Singapore continues to make progress in regulating the cryptocurrency industry.
Recently, the Monetary Authority of Singapore, MAS, published a legal framework that will regulate stablecoins in the country, in order to ensure the stability of investors and users.
MAS reported in a Press release that the new regulatory framework will allow preserve value stability of these digital currencies, which can serve as a reliable medium of exchange for citizens.
The Monetary Authority of Singapore indicated that Stablecoins have the ability to support the transformation of payment systems and to accelerate the development and growth of innovation in the country.
Therefore, its new regulatory framework, focused on the stablecoin market, will determine the requirements that stablecoin issuers in the country must meet, both for those stablecoins linked to the Singapore dollar and for those linked to the fiduciary currencies of the countries that make up the Group of Ten or the G10.
MAS recognizes the potential of stablecoins
Ho Hern Shin, deputy managing director of MAS, said that the new regulatory framework that the authority has presented for stablecoins will also facilitate the use of these assets as a credible digital means of exchanging value. Shin also pointed out that the stablecoin will serve as a bridge between fiat and digital asset ecosystems.
“We encourage stablecoin issuers who wish to have their stablecoins recognized as “MAS-regulated stablecoins” to prepare in advance for compliance,” the director said.
Thus, Singapore's new regulatory framework will establish clear rules for stablecoin issuers, in order to ensure a high degree of guarantee to maintain the value stability of these digital currencies and to mitigate the risks of insolvency and liquidation.
MAS also hopes that this new legal framework will help boost the competitiveness and resilience of Singapore's financial sector, as well as its contribution to economic and social development.
Singapore launches funding programme for financial innovation
MAS has been collaborating with various government agencies, academic institutions and the private sector to foster an inclusive and sustainable innovation ecosystem. Last week, it announced, together with the Central Bank of Singapore, the launch of a new financing program, called fintech 2030, which aims to promote the development and adoption of new financial technology solutions in the country and the region.

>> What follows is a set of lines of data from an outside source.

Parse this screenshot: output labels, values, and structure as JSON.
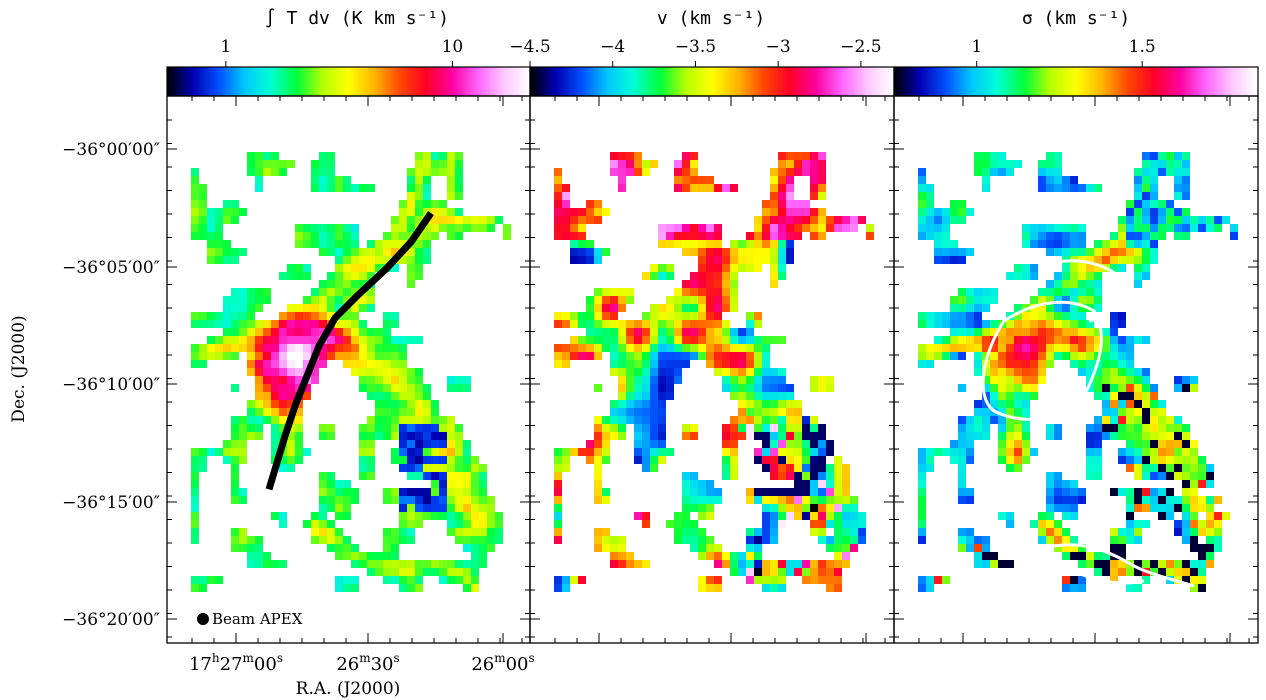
{
  "figure": {
    "xlabel": "R.A. (J2000)",
    "ylabel": "Dec. (J2000)",
    "x_ticks": [
      {
        "h": "17",
        "hs": "h",
        "m": "27",
        "ms": "m",
        "s": "00",
        "ss": "s"
      },
      {
        "h": "",
        "hs": "",
        "m": "26",
        "ms": "m",
        "s": "30",
        "ss": "s"
      },
      {
        "h": "",
        "hs": "",
        "m": "26",
        "ms": "m",
        "s": "00",
        "ss": "s"
      }
    ],
    "y_ticks": [
      "−36°00′00″",
      "−36°05′00″",
      "−36°10′00″",
      "−36°15′00″",
      "−36°20′00″"
    ],
    "beam_label": "Beam APEX"
  },
  "colors": {
    "background": "#ffffff",
    "frame": "#000000",
    "filament": "#000000",
    "contour": "#ffffff"
  },
  "colormap": [
    "#000000",
    "#0000b4",
    "#0050ff",
    "#00c8ff",
    "#00ffd2",
    "#00ff3c",
    "#b4ff00",
    "#ffff00",
    "#ffb400",
    "#ff4600",
    "#ff0028",
    "#ff00a0",
    "#ff64ff",
    "#ffc8ff",
    "#ffffff"
  ],
  "chart_data": [
    {
      "type": "heatmap",
      "title": "∫ T dv (K km s⁻¹)",
      "colorbar_scale": "log",
      "colorbar_range": [
        0.55,
        22
      ],
      "colorbar_ticks": [
        "1",
        "10"
      ],
      "colorbar_tick_values": [
        1,
        10
      ],
      "annotations": [
        "black filament spine",
        "beam marker"
      ]
    },
    {
      "type": "heatmap",
      "title": "v (km s⁻¹)",
      "colorbar_scale": "linear",
      "colorbar_range": [
        -4.5,
        -2.3
      ],
      "colorbar_ticks": [
        "−4.5",
        "−4",
        "−3.5",
        "−3",
        "−2.5"
      ],
      "colorbar_tick_values": [
        -4.5,
        -4,
        -3.5,
        -3,
        -2.5
      ]
    },
    {
      "type": "heatmap",
      "title": "σ (km s⁻¹)",
      "colorbar_scale": "linear",
      "colorbar_range": [
        0.75,
        1.85
      ],
      "colorbar_ticks": [
        "1",
        "1.5"
      ],
      "colorbar_tick_values": [
        1,
        1.5
      ],
      "annotations": [
        "white contours"
      ]
    }
  ]
}
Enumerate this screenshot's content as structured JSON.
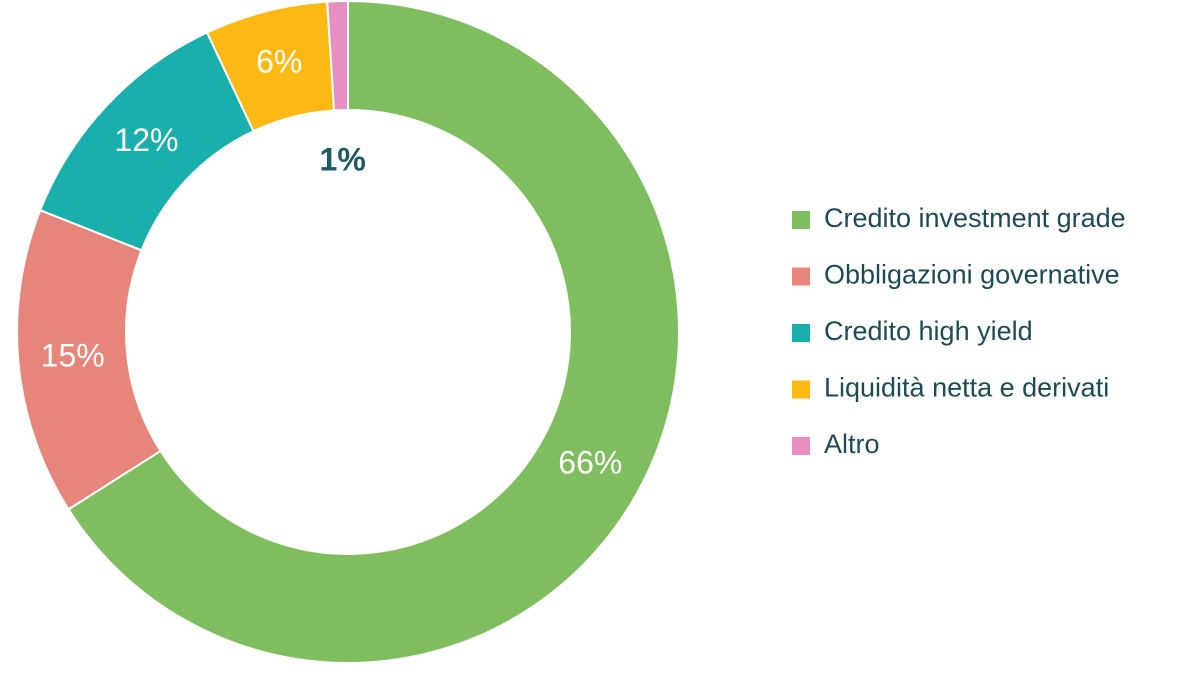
{
  "chart_data": {
    "type": "donut",
    "categories": [
      "Credito investment grade",
      "Obbligazioni governative",
      "Credito high yield",
      "Liquidità netta e derivati",
      "Altro"
    ],
    "values": [
      66,
      15,
      12,
      6,
      1
    ],
    "value_labels": [
      "66%",
      "15%",
      "12%",
      "6%",
      "1%"
    ],
    "colors": [
      "#7fbe5f",
      "#e8857a",
      "#19afac",
      "#fdb913",
      "#e78fc1"
    ],
    "legend": "right"
  }
}
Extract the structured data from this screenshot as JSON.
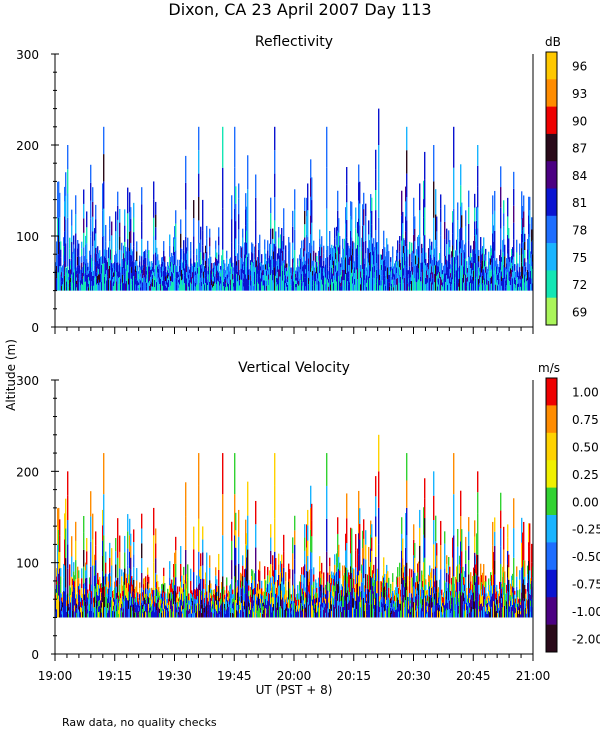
{
  "page": {
    "title": "Dixon, CA 23 April 2007  Day 113",
    "ylabel": "Altitude (m)",
    "xlabel": "UT  (PST + 8)",
    "footnote": "Raw data, no quality checks",
    "xticks": [
      "19:00",
      "19:15",
      "19:30",
      "19:45",
      "20:00",
      "20:15",
      "20:30",
      "20:45",
      "21:00"
    ]
  },
  "chart_data": [
    {
      "type": "heatmap",
      "title": "Reflectivity",
      "ylabel": "Altitude (m)",
      "xlabel": "UT  (PST + 8)",
      "yticks": [
        "300",
        "200",
        "100",
        "0"
      ],
      "ylim": [
        0,
        300
      ],
      "x_range": [
        "19:00",
        "21:00"
      ],
      "colorbar": {
        "unit": "dB",
        "labels": [
          "96",
          "93",
          "90",
          "87",
          "84",
          "81",
          "78",
          "75",
          "72",
          "69"
        ],
        "colors": [
          "#ffc800",
          "#ff8c00",
          "#ee0000",
          "#2a0a1a",
          "#4b0082",
          "#0a14d0",
          "#1e6eff",
          "#19b4ff",
          "#14e6b4",
          "#aaf55a"
        ]
      },
      "lowest_gate_m": 40,
      "typical_echo_top_m": [
        60,
        100
      ],
      "max_echo_top_m": 240,
      "peak_echo_tops": [
        {
          "time": "19:03",
          "alt": 200
        },
        {
          "time": "19:12",
          "alt": 220
        },
        {
          "time": "19:36",
          "alt": 220
        },
        {
          "time": "19:42",
          "alt": 220
        },
        {
          "time": "19:45",
          "alt": 220
        },
        {
          "time": "19:55",
          "alt": 220
        },
        {
          "time": "20:08",
          "alt": 220
        },
        {
          "time": "20:21",
          "alt": 240
        },
        {
          "time": "20:28",
          "alt": 220
        },
        {
          "time": "20:35",
          "alt": 200
        },
        {
          "time": "20:40",
          "alt": 220
        },
        {
          "time": "20:46",
          "alt": 200
        }
      ]
    },
    {
      "type": "heatmap",
      "title": "Vertical Velocity",
      "ylabel": "Altitude (m)",
      "xlabel": "UT  (PST + 8)",
      "yticks": [
        "300",
        "200",
        "100",
        "0"
      ],
      "ylim": [
        0,
        300
      ],
      "x_range": [
        "19:00",
        "21:00"
      ],
      "colorbar": {
        "unit": "m/s",
        "labels": [
          "1.00",
          "0.75",
          "0.50",
          "0.25",
          "0.00",
          "-0.25",
          "-0.50",
          "-0.75",
          "-1.00",
          "-2.00"
        ],
        "colors": [
          "#ee0000",
          "#ff8c00",
          "#ffd200",
          "#f0f000",
          "#32d232",
          "#19b4ff",
          "#1e6eff",
          "#0a14d0",
          "#4b0082",
          "#2a0a1a"
        ]
      },
      "lowest_gate_m": 40,
      "typical_echo_top_m": [
        60,
        100
      ],
      "max_echo_top_m": 240,
      "peak_echo_tops": [
        {
          "time": "19:03",
          "alt": 200
        },
        {
          "time": "19:12",
          "alt": 220
        },
        {
          "time": "19:36",
          "alt": 220
        },
        {
          "time": "19:42",
          "alt": 220
        },
        {
          "time": "19:45",
          "alt": 220
        },
        {
          "time": "19:55",
          "alt": 220
        },
        {
          "time": "20:08",
          "alt": 220
        },
        {
          "time": "20:21",
          "alt": 240
        },
        {
          "time": "20:28",
          "alt": 220
        },
        {
          "time": "20:35",
          "alt": 200
        },
        {
          "time": "20:40",
          "alt": 220
        },
        {
          "time": "20:46",
          "alt": 200
        }
      ]
    }
  ]
}
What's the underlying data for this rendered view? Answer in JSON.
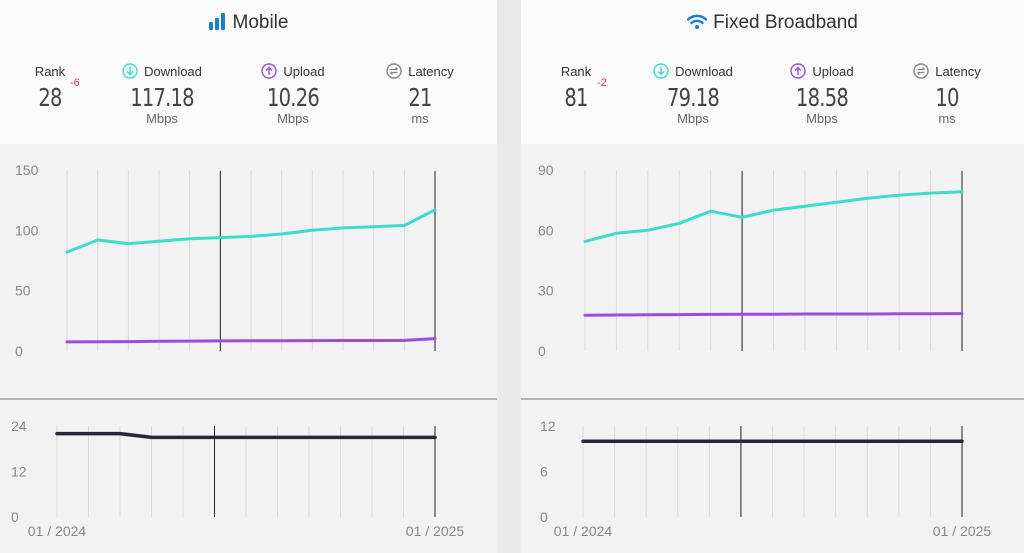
{
  "panels": {
    "mobile": {
      "title": "Mobile",
      "rank_label": "Rank",
      "rank": "28",
      "rank_change": "-6",
      "download_label": "Download",
      "download": "117.18",
      "download_unit": "Mbps",
      "upload_label": "Upload",
      "upload": "10.26",
      "upload_unit": "Mbps",
      "latency_label": "Latency",
      "latency": "21",
      "latency_unit": "ms"
    },
    "fixed": {
      "title": "Fixed Broadband",
      "rank_label": "Rank",
      "rank": "81",
      "rank_change": "-2",
      "download_label": "Download",
      "download": "79.18",
      "download_unit": "Mbps",
      "upload_label": "Upload",
      "upload": "18.58",
      "upload_unit": "Mbps",
      "latency_label": "Latency",
      "latency": "10",
      "latency_unit": "ms"
    }
  },
  "colors": {
    "download": "#3ddcc8",
    "upload": "#9b4de0",
    "latency": "#262838",
    "title_icon": "#1a7fcf",
    "rank_change": "#d6375a"
  },
  "icons": {
    "mobile": "signal-bars-icon",
    "fixed": "wifi-icon",
    "download": "arrow-down-circle-icon",
    "upload": "arrow-up-circle-icon",
    "latency": "latency-arrows-circle-icon"
  },
  "chart_data": [
    {
      "type": "line",
      "panel": "mobile",
      "x": [
        "01 / 2024",
        "02 / 2024",
        "03 / 2024",
        "04 / 2024",
        "05 / 2024",
        "06 / 2024",
        "07 / 2024",
        "08 / 2024",
        "09 / 2024",
        "10 / 2024",
        "11 / 2024",
        "12 / 2024",
        "01 / 2025"
      ],
      "xtick_labels": [
        "01 / 2024",
        "01 / 2025"
      ],
      "series": [
        {
          "key": "download",
          "values": [
            82,
            92,
            89,
            91,
            93,
            94,
            95,
            97,
            100,
            102,
            103,
            104,
            117
          ]
        },
        {
          "key": "upload",
          "values": [
            7.5,
            7.7,
            7.8,
            8.0,
            8.2,
            8.4,
            8.5,
            8.5,
            8.6,
            8.7,
            8.7,
            8.8,
            10.3
          ]
        }
      ],
      "yticks": [
        0,
        50,
        100,
        150
      ],
      "ylim": [
        0,
        150
      ],
      "marker_indices": [
        5,
        12
      ],
      "grid": true
    },
    {
      "type": "line",
      "panel": "mobile-latency",
      "x": [
        "01 / 2024",
        "02 / 2024",
        "03 / 2024",
        "04 / 2024",
        "05 / 2024",
        "06 / 2024",
        "07 / 2024",
        "08 / 2024",
        "09 / 2024",
        "10 / 2024",
        "11 / 2024",
        "12 / 2024",
        "01 / 2025"
      ],
      "xtick_labels": [
        "01 / 2024",
        "01 / 2025"
      ],
      "series": [
        {
          "key": "latency",
          "values": [
            22,
            22,
            22,
            21,
            21,
            21,
            21,
            21,
            21,
            21,
            21,
            21,
            21
          ]
        }
      ],
      "yticks": [
        0,
        12,
        24
      ],
      "ylim": [
        0,
        24
      ],
      "marker_indices": [
        5,
        12
      ],
      "grid": true
    },
    {
      "type": "line",
      "panel": "fixed",
      "x": [
        "01 / 2024",
        "02 / 2024",
        "03 / 2024",
        "04 / 2024",
        "05 / 2024",
        "06 / 2024",
        "07 / 2024",
        "08 / 2024",
        "09 / 2024",
        "10 / 2024",
        "11 / 2024",
        "12 / 2024",
        "01 / 2025"
      ],
      "xtick_labels": [
        "01 / 2024",
        "01 / 2025"
      ],
      "series": [
        {
          "key": "download",
          "values": [
            54.5,
            58.5,
            60,
            63.5,
            69.5,
            66.5,
            70,
            72,
            74,
            76,
            77.5,
            78.5,
            79.2
          ]
        },
        {
          "key": "upload",
          "values": [
            17.8,
            17.9,
            18,
            18.1,
            18.2,
            18.3,
            18.3,
            18.4,
            18.4,
            18.4,
            18.5,
            18.5,
            18.6
          ]
        }
      ],
      "yticks": [
        0,
        30,
        60,
        90
      ],
      "ylim": [
        0,
        90
      ],
      "marker_indices": [
        5,
        13
      ],
      "grid": true
    },
    {
      "type": "line",
      "panel": "fixed-latency",
      "x": [
        "01 / 2024",
        "02 / 2024",
        "03 / 2024",
        "04 / 2024",
        "05 / 2024",
        "06 / 2024",
        "07 / 2024",
        "08 / 2024",
        "09 / 2024",
        "10 / 2024",
        "11 / 2024",
        "12 / 2024",
        "01 / 2025"
      ],
      "xtick_labels": [
        "01 / 2024",
        "01 / 2025"
      ],
      "series": [
        {
          "key": "latency",
          "values": [
            10,
            10,
            10,
            10,
            10,
            10,
            10,
            10,
            10,
            10,
            10,
            10,
            10
          ]
        }
      ],
      "yticks": [
        0,
        6,
        12
      ],
      "ylim": [
        0,
        12
      ],
      "marker_indices": [
        5,
        12
      ],
      "grid": true
    }
  ]
}
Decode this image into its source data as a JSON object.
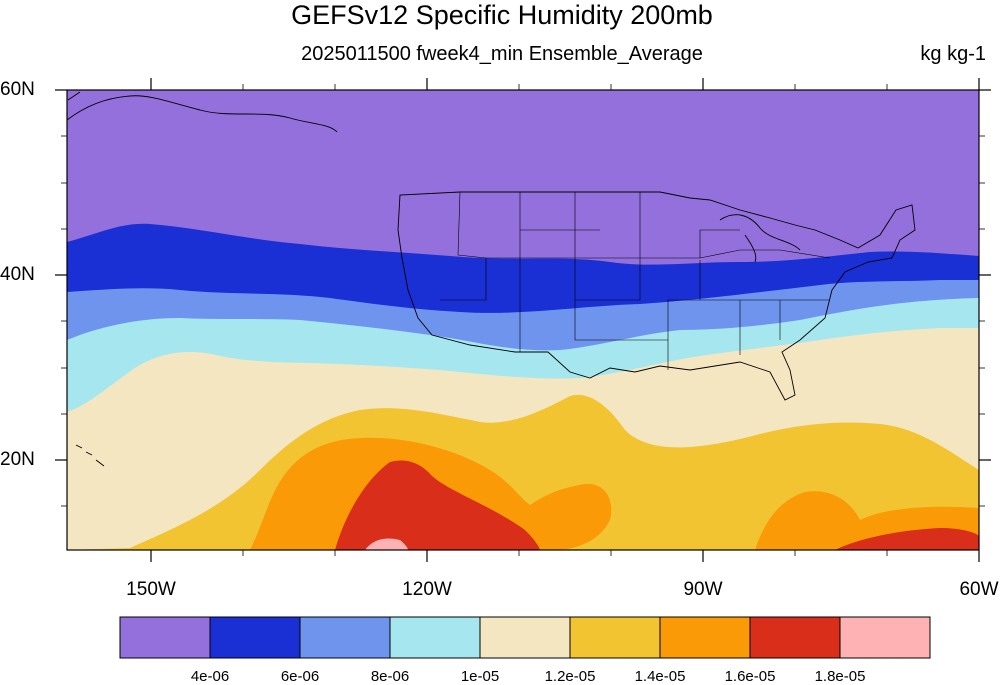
{
  "title": "GEFSv12 Specific Humidity 200mb",
  "subtitle": "2025011500 fweek4_min Ensemble_Average",
  "units": "kg kg-1",
  "lat_labels": [
    "60N",
    "40N",
    "20N"
  ],
  "lon_labels": [
    "150W",
    "120W",
    "90W",
    "60W"
  ],
  "colorbar": {
    "colors": [
      "#9370db",
      "#1a2fd4",
      "#6f94ee",
      "#a6e6ee",
      "#f5e6c2",
      "#f3c431",
      "#fa9a06",
      "#d82e1a",
      "#ffb2b4"
    ],
    "labels": [
      "4e-06",
      "6e-06",
      "8e-06",
      "1e-05",
      "1.2e-05",
      "1.4e-05",
      "1.6e-05",
      "1.8e-05"
    ]
  },
  "map_colors": {
    "missing": "#d3d3d3",
    "coast": "#000000"
  }
}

Fintech 2030 is a $112 million (S$150 million) funding program that will cover different fintech and Web3 solutionsThe latter will be one of the priority areas of the new financing programme, the central bank said.
Through Web3, Singapore wants to secure and boost the development of A new generation of blockchain-based applications to improve financial inclusion, operational efficiency and resilience of the current financial system. Likewise, through Fintech 2030, the nation will also seek to accelerate the use and adoption of other emerging technologies, such as Artificial Intelligence and the Internet of Things (IoT).
Fintech 2030 is part of the Singapore government’s revamped Financial Sector Technology and Innovation Plan (FSTI 3.0) to support innovation in emerging technologies. Key areas of the plan include digitising financial services, improving cybersecurity and creating an open data infrastructure.